In each of the book’s eight fictional pieces, Lok discovers correlations within an overall theme. Her distinct and unifying idea is merely a literary search for what constitutes belonging, but her findings are significant.

Mimi Lok, a Chinese writer and editor in California, is executive director of Voice of Witness (VOW), a nonprofit based in San Francisco using the power of story to amplify the voices of those impacted by injustice. She cofounded the organization in 2004 with author Dave Eggers and physician Lola Vollen

Lok, born and raised in the United Kingdom, earned an MFA in Creative Writing from San Francisco State University (SFSU).

The title story in Last of Her Name was a finalist for the 2018 Katherine Anne Porter Prize in Short Fiction from the University of North Texas Press. Lok was cowinner with Eggers of the 2013 Smithsonian American Ingenuity Award for Social Progress, honoring their work on VOW. She received a Miriam Ylvisaker Fellowship in Fiction from the SFSU Department of Creative Writing. She was a finalist for the Susan Atefat Prize for Creative Nonfiction from the Arts & Letters journal at Georgia College. Her work has appeared in a wide variety of literary publications, such as Electric Literature, McSweeney’s, and Hyphen.

Lok has been a freelance reporter for the Asia bureaus of The Washington Post, Chicago Sun-Times, and USA Today. She taught Creative Writing at SFSU and schools in Hong Kong and China.

Publisher: Kaya Press

A black and white drawing of a tiger smoking a cigar
Logo Credit: Kaya Press

Kaya Press is a nonprofit publisher based at the University of Southern California in the Department of American Studies and Ethnicity. Established in 1994 by postmodern Korean writer Soo Kyung Kim in New York, Kaya began as literary translations and was also a journal named Muae. Juliana Koo joined as managing editor and remains on Kaya’s board of directors today.

Sunyoung Lee, who had been working for Kaya in New York, moved to Los Angeles with it in 2012 to become publisher and editor, roles she continues.

Kaya publishes writing from the Asian and Pacific Island diasporas. “We strive to bring to light works that have been unfairly overlooked or forgotten, whether because they were ahead of their times or because no one recognized their worth.”

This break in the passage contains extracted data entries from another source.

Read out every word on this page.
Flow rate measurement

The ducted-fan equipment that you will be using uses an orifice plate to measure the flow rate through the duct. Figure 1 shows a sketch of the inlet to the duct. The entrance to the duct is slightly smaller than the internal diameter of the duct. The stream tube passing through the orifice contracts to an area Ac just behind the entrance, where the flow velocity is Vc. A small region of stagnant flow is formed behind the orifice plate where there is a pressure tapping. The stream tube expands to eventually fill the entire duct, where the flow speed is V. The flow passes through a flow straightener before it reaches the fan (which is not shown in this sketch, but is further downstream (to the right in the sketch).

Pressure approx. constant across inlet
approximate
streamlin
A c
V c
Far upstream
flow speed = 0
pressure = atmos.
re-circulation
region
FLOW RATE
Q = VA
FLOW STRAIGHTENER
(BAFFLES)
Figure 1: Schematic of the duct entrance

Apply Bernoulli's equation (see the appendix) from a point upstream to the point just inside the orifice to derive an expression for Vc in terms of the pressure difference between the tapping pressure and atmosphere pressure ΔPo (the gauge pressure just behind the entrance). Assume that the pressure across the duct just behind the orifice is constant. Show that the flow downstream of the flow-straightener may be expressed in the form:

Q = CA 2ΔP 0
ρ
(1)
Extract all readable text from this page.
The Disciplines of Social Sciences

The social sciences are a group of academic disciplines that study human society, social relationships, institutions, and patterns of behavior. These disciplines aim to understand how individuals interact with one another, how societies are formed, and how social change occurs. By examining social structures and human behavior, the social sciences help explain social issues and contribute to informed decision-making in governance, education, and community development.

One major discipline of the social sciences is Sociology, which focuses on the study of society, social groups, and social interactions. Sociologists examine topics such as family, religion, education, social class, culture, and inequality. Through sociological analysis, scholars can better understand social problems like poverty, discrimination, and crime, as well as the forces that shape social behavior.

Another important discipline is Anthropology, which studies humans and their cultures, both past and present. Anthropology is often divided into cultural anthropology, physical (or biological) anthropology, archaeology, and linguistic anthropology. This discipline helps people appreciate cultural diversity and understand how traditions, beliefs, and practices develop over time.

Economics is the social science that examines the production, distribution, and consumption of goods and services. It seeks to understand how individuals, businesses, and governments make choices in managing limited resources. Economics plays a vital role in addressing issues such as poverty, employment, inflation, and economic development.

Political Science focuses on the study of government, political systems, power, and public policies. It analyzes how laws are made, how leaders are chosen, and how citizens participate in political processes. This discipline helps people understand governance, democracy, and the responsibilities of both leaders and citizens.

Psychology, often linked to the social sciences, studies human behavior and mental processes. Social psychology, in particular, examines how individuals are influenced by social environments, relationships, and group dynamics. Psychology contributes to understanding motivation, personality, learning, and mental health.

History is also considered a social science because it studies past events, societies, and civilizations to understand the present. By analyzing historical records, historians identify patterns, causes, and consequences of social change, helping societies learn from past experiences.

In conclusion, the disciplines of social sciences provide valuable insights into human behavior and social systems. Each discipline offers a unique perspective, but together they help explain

The press takes its name from a tribal confederation of six ancient Korean city-states “remembered as a utopia of learning, music, and the arts due to its trade and communication with China, Japan, and India.” Kaya Press continues that vision “to explore the multiple connections, chance or otherwise, between cultures.” The diverse list of titles includes “experimental poetry, noir fiction, film memoir, avant-garde art, performance pieces, ‘lost’ novels, and everything in between.”

Submission guidelines may be found on the Kaya Press website.